By Mark Norfolk on Wednesday, September 5th, 2018
Fabrisonic has the unique ability to 3D print heat exchangers utilizing dissimilar metals and routinely 3D prints copper and aluminum heat exchangers. Our patented process, Ultrasonic Additive Manufacturing (UAM), is a low-temperature process which harness sound waves to merge layers of metal foil in a process that requires no melting.
In aerospace aluminums, Fabrisonic has built thermal management devices with burst pressures in excess of 6000 psi with hermetic seals tested to helium leak rates lower than 8.0E-10 std cc/s. UAM has been used to produce thermal management devices with channels sizes that range from the micro-scale (~0.010”) to macro scale (>0.500”).
Copper has been printed where fluid passages will pass
3D printed metal heat exchangers allow:
— Complex flow path designs for better optimization
— Integration of multiple components into a single part
— Higher efficiency design and material selection
One exciting area of development is printing multiple metals in the same part to improve heat exchanger performance while also reducing weight.
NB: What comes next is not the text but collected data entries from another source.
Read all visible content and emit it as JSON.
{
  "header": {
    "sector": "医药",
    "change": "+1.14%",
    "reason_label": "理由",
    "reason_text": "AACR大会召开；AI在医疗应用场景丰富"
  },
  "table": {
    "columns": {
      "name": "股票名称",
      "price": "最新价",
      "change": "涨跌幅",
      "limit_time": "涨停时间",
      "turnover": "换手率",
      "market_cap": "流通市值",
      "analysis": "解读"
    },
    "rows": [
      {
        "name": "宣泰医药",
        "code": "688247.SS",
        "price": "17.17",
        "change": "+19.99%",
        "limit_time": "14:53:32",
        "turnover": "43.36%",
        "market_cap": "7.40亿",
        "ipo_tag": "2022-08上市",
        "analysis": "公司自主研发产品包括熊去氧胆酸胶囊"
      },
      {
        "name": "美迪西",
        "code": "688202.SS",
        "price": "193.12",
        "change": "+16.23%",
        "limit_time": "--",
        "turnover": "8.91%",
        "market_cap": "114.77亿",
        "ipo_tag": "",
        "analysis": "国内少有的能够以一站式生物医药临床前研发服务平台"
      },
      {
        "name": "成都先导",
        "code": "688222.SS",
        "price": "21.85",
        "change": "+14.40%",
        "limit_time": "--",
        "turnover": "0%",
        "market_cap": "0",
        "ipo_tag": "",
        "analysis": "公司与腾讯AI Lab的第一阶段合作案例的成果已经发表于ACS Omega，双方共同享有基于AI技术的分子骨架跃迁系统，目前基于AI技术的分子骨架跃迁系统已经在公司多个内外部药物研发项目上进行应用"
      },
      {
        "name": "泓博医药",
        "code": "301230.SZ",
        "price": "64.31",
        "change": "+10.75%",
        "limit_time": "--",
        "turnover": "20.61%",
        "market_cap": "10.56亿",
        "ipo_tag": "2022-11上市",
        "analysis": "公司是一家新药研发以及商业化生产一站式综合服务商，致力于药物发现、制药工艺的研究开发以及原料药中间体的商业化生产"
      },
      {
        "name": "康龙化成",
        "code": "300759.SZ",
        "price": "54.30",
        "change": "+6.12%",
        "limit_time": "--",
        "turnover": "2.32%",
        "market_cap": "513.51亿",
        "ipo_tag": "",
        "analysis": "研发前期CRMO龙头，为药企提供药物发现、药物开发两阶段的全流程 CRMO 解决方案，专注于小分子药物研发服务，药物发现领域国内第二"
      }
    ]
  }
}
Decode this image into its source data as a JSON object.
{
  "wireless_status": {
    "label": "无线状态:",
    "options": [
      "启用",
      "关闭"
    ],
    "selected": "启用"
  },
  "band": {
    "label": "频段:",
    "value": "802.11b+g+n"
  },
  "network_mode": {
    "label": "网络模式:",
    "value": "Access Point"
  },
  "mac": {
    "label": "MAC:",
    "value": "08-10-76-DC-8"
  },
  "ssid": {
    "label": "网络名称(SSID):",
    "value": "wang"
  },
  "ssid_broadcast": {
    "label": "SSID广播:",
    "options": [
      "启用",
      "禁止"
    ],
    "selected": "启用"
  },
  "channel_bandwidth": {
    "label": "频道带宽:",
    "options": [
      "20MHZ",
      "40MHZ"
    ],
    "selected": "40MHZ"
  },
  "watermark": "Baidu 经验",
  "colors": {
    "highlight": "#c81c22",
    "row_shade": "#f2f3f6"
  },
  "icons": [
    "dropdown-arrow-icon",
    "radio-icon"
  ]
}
Multi-metal part production without complicated joining issues is the dream of every metallurgist. Imagine being able to choose metals that have the exact properties you need where you need them. What if you could create components whose properties varied across the length? UAM enables these dreams as any metal can be printed at any location.
Printing copper in high heat flux regions leverages its ability to quickly wick heat away. Unfortunately, copper is both expensive and heavy. Other alloys like aluminum are lighter and less expensive, yet they cannot match the thermal performance of copper. Fabrisonic has been bridging the gap between these two materials, and their properties, by printing both metals in the same part. In the picture at top, copper has been printed right in the region where fluid passages will pass. By printing surrounding structure out of aluminum the part takes advantage of its light weight and high strength.
Another similar application can be shown at right. UAM can be utilized to print a new material, with specific engineered properties. By layering aluminum and copper in specific ratios a hybrid material can be produced with tailored thermal properties. The material shown can be used to make plastic injection molds.
Printing a new material
However, the most often produced combination is simply to print a 0.030 to 0.100” layer of copper that acts as a thermal wick right at the interface between the heat source and the cooling media. The picture below shows a simple fluid heat exchanger produced for NASA Jet Propulsion Lab (JPL) to cool high-performance electronics. The bolt pattern for this part is designed to mount an electrical component directly against both thermal wicking copper as well as a cooling channel. The copper layer is positioned such that it can quickly spread thermal energy side-to-side, improving the performance of the fluid channels.